Suicide of Civilization

There is a line in Will and Ariel Durant’s The Story of Civilization: “piracy returned to the seas, rejoicing in the suicide of States”, or words to that effect. Meaning, of course, that when the defenders of law and order either can not or will not do their duty, the lawless will grow ever bolder. The Somali pirates, small in and of themselves, are a harbinger of our future – Mark Steyn takes a look at the issue:

…Once upon a time we killed and captured pirates. Today, it’s all more complicated. The attorney general, Eric Holder, has declined to say whether the kidnappers of the American captain will be “brought to justice” by the U.S. “I’m not sure exactly what would happen next,” declares the chief law-enforcement official of the world’s superpower. But some things we can say for certain. Obviously, if the United States Navy hanged some eyepatched peglegged blackguard from the yardarm or made him walk the plank, pious senators would rise to denounce an America that no longer lived up to its highest ideals, and the network talking-heads would argue that Plankgate was recruiting more and more young men to the pirates’ cause, and judges would rule that pirates were entitled to the protections of the U.S. constitution and that their peglegs had to be replaced by high-tech prosthetic limbs at taxpayer expense.

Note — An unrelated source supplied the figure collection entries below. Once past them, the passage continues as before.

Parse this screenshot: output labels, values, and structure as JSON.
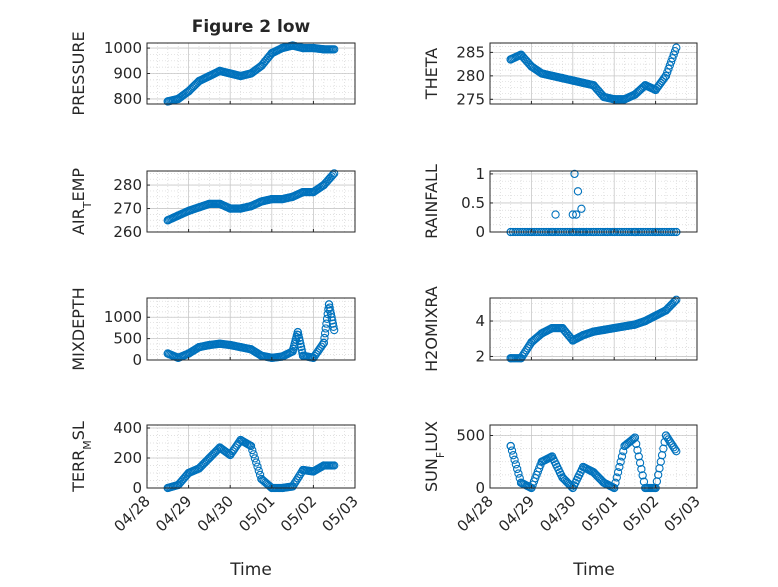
{
  "figure": {
    "title": "Figure 2 low",
    "xlabel": "Time"
  },
  "colors": {
    "marker": "#0072BD",
    "axis": "#262626",
    "grid": "#d6d6d6"
  },
  "x_ticks": [
    "04/28",
    "04/29",
    "04/30",
    "05/01",
    "05/02",
    "05/03"
  ],
  "chart_data": [
    {
      "type": "scatter",
      "ylabel": "PRESSURE",
      "ylim": [
        780,
        1020
      ],
      "yticks": [
        "800",
        "900",
        "1000"
      ],
      "ytick_values": [
        800,
        900,
        1000
      ],
      "x": [
        "04/28 12:00",
        "04/28 18:00",
        "04/29 00:00",
        "04/29 06:00",
        "04/29 12:00",
        "04/29 18:00",
        "04/30 00:00",
        "04/30 06:00",
        "04/30 12:00",
        "04/30 18:00",
        "05/01 00:00",
        "05/01 06:00",
        "05/01 12:00",
        "05/01 18:00",
        "05/02 00:00",
        "05/02 06:00",
        "05/02 12:00"
      ],
      "y": [
        790,
        800,
        830,
        870,
        890,
        910,
        900,
        890,
        900,
        930,
        980,
        1000,
        1010,
        1000,
        1000,
        995,
        995
      ]
    },
    {
      "type": "scatter",
      "ylabel": "THETA",
      "ylim": [
        274,
        287
      ],
      "yticks": [
        "275",
        "280",
        "285"
      ],
      "ytick_values": [
        275,
        280,
        285
      ],
      "x": [
        "04/28 12:00",
        "04/28 18:00",
        "04/29 00:00",
        "04/29 06:00",
        "04/29 12:00",
        "04/29 18:00",
        "04/30 00:00",
        "04/30 06:00",
        "04/30 12:00",
        "04/30 18:00",
        "05/01 00:00",
        "05/01 06:00",
        "05/01 12:00",
        "05/01 18:00",
        "05/02 00:00",
        "05/02 06:00",
        "05/02 12:00"
      ],
      "y": [
        283.5,
        284.5,
        282,
        280.5,
        280,
        279.5,
        279,
        278.5,
        278,
        275.5,
        275,
        275,
        276,
        278,
        277,
        280,
        286
      ]
    },
    {
      "type": "scatter",
      "ylabel": "AIR_TEMP",
      "ylim": [
        260,
        286
      ],
      "yticks": [
        "260",
        "270",
        "280"
      ],
      "ytick_values": [
        260,
        270,
        280
      ],
      "x": [
        "04/28 12:00",
        "04/28 18:00",
        "04/29 00:00",
        "04/29 06:00",
        "04/29 12:00",
        "04/29 18:00",
        "04/30 00:00",
        "04/30 06:00",
        "04/30 12:00",
        "04/30 18:00",
        "05/01 00:00",
        "05/01 06:00",
        "05/01 12:00",
        "05/01 18:00",
        "05/02 00:00",
        "05/02 06:00",
        "05/02 12:00"
      ],
      "y": [
        265,
        267,
        269,
        270.5,
        272,
        272,
        270,
        270,
        271,
        273,
        274,
        274,
        275,
        277,
        277,
        280,
        285
      ]
    },
    {
      "type": "scatter",
      "ylabel": "RAINFALL",
      "ylim": [
        0,
        1.05
      ],
      "yticks": [
        "0",
        "0.5",
        "1"
      ],
      "ytick_values": [
        0,
        0.5,
        1
      ],
      "x": [
        "04/28 12:00",
        "04/29 00:00",
        "04/29 12:00",
        "04/30 00:00",
        "04/30 08:00",
        "04/30 12:00",
        "04/30 20:00",
        "05/01 00:00",
        "05/01 12:00",
        "05/02 00:00",
        "05/02 12:00",
        "04/29 14:00",
        "04/30 00:00",
        "04/30 01:00",
        "04/30 02:00",
        "04/30 03:00",
        "04/30 04:00",
        "04/30 05:00",
        "04/30 06:00"
      ],
      "y": [
        0,
        0,
        0,
        0,
        0,
        0,
        0,
        0,
        0,
        0,
        0,
        0.3,
        0.3,
        1.0,
        0.3,
        0.7,
        0.0,
        0.4,
        0.0
      ]
    },
    {
      "type": "scatter",
      "ylabel": "MIXDEPTH",
      "ylim": [
        0,
        1450
      ],
      "yticks": [
        "0",
        "500",
        "1000"
      ],
      "ytick_values": [
        0,
        500,
        1000
      ],
      "x": [
        "04/28 12:00",
        "04/28 18:00",
        "04/29 00:00",
        "04/29 06:00",
        "04/29 12:00",
        "04/29 18:00",
        "04/30 00:00",
        "04/30 06:00",
        "04/30 12:00",
        "04/30 18:00",
        "05/01 00:00",
        "05/01 06:00",
        "05/01 12:00",
        "05/01 15:00",
        "05/01 18:00",
        "05/02 00:00",
        "05/02 06:00",
        "05/02 09:00",
        "05/02 12:00"
      ],
      "y": [
        150,
        50,
        150,
        300,
        350,
        380,
        350,
        300,
        250,
        100,
        50,
        80,
        200,
        650,
        100,
        50,
        400,
        1300,
        700
      ]
    },
    {
      "type": "scatter",
      "ylabel": "H2OMIXRA",
      "ylim": [
        1.8,
        5.3
      ],
      "yticks": [
        "2",
        "4"
      ],
      "ytick_values": [
        2,
        4
      ],
      "x": [
        "04/28 12:00",
        "04/28 18:00",
        "04/29 00:00",
        "04/29 06:00",
        "04/29 12:00",
        "04/29 18:00",
        "04/30 00:00",
        "04/30 06:00",
        "04/30 12:00",
        "04/30 18:00",
        "05/01 00:00",
        "05/01 06:00",
        "05/01 12:00",
        "05/01 18:00",
        "05/02 00:00",
        "05/02 06:00",
        "05/02 12:00"
      ],
      "y": [
        1.9,
        1.9,
        2.8,
        3.3,
        3.6,
        3.6,
        2.9,
        3.2,
        3.4,
        3.5,
        3.6,
        3.7,
        3.8,
        4.0,
        4.3,
        4.6,
        5.2
      ]
    },
    {
      "type": "scatter",
      "ylabel": "TERR_MSL",
      "ylim": [
        0,
        420
      ],
      "yticks": [
        "0",
        "200",
        "400"
      ],
      "ytick_values": [
        0,
        200,
        400
      ],
      "x": [
        "04/28 12:00",
        "04/28 18:00",
        "04/29 00:00",
        "04/29 06:00",
        "04/29 12:00",
        "04/29 18:00",
        "04/30 00:00",
        "04/30 06:00",
        "04/30 12:00",
        "04/30 18:00",
        "05/01 00:00",
        "05/01 06:00",
        "05/01 12:00",
        "05/01 18:00",
        "05/02 00:00",
        "05/02 06:00",
        "05/02 12:00"
      ],
      "y": [
        0,
        20,
        100,
        130,
        200,
        270,
        220,
        320,
        280,
        60,
        0,
        0,
        10,
        120,
        110,
        150,
        150
      ]
    },
    {
      "type": "scatter",
      "ylabel": "SUN_FLUX",
      "ylim": [
        0,
        600
      ],
      "yticks": [
        "0",
        "500"
      ],
      "ytick_values": [
        0,
        500
      ],
      "x": [
        "04/28 12:00",
        "04/28 18:00",
        "04/29 00:00",
        "04/29 06:00",
        "04/29 12:00",
        "04/29 18:00",
        "04/30 00:00",
        "04/30 06:00",
        "04/30 12:00",
        "04/30 18:00",
        "05/01 00:00",
        "05/01 06:00",
        "05/01 12:00",
        "05/01 18:00",
        "05/02 00:00",
        "05/02 06:00",
        "05/02 12:00"
      ],
      "y": [
        400,
        50,
        0,
        250,
        300,
        100,
        0,
        200,
        150,
        50,
        0,
        400,
        480,
        0,
        0,
        500,
        350
      ]
    }
  ]
}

Meanwhile, the Royal Navy, which over the centuries did more than anyone to rid the civilized world of the menace of piracy, now declines even to risk capturing their Somali successors, having been advised by Her Majesty’s Government that, under the European Human Rights Act, any pirate taken into custody would be entitled to claim refugee status in the United Kingdom and live on welfare for the rest of his life. I doubt Pirates of the Caribbean would have cleaned up at the box office if the big finale had shown Geoffrey Rush and his crew of scurvy sea dogs settling down in council flats in Manchester and going down to the pub for a couple of jiggers of rum washed down to cries of “Aaaaargh, shiver me benefits check, lad.” From “Avast, me hearties!” to a vast welfare scam is not progress…

…As my colleague Andrew McCarthy wrote, “Civilization is not an evolution of mankind but the imposition of human good on human evil. It is not a historical inevitability. It is a battle that has to be fought every day, because evil doesn’t recede willingly before the wheels of progress.” Very true. Somalia, Iran, and North Korea are all less “civilized” than they were a couple of generations ago. And yet in one sense they have made undeniable progress: They have globalized their pathologies. Somali pirates seize vessels the size of aircraft carriers flying the ensigns of the great powers. Iranian proxies run Gaza and much of Lebanon. North Korea’s impoverished prison state provides nuclear technology to Damascus and Tehran. Unlovely as it is, Pyongyang nevertheless has friends on the Security Council. Powerful states protect one-man psycho states. One-man psycho states provide delivery systems to apocalyptic ideological states. Apocalyptic ideological states fund non-state actors around the world. And in Somalia and elsewhere non-state actors are constrained only by their ever increasing capabilities.

Word is now out that Captain Phillips has been rescued, and that is a good thing – but while the apparent US military action of freeing Phillips is an excellent lesson to the pirates, it will be worse than useless if not followed up.

If one was looking for a one-word description of what being uncivilized was about, the word “piracy” would fit the bill. Pirates are people who simply latch on to good, productive people and extort a living from them – a feudal baron was a grand improvement because at least he pledged to defend those he lives off of…the pirates just take, and then take some more…and often throw in a bit of rape and murder, when it suits them. The reason why, in order to have a pirate movie, one has to set it back in the 18th century is because for the past two centuries, piracy has been a rarity. And its not rare because pirates went to sensitivity training and learned to respect the lives and property of others. No – they were destroyed, mostly by the Royal Navy, but with some help from the US Navy (and Marines – “to the shores of Tripoli”, and all that). We can either be civilized, or we can allow piracy to continue. Pick one; there are no alternate choices.

The barbarians at the gate must be converted to civilization, or destroyed. And to do this we cannot become fixated on one aspect of barbarism – useful as it would be to take down the pirates, unless we restore a sense of civilization being overwhelmingly superior to barbarism, barbarism will just continue to flourish. What kind of a world do we wish to live in: a world where we talk to barbarians and hope they don’t do anything savage, or a world where we attack and destroy barbarism whenever and where ever we can?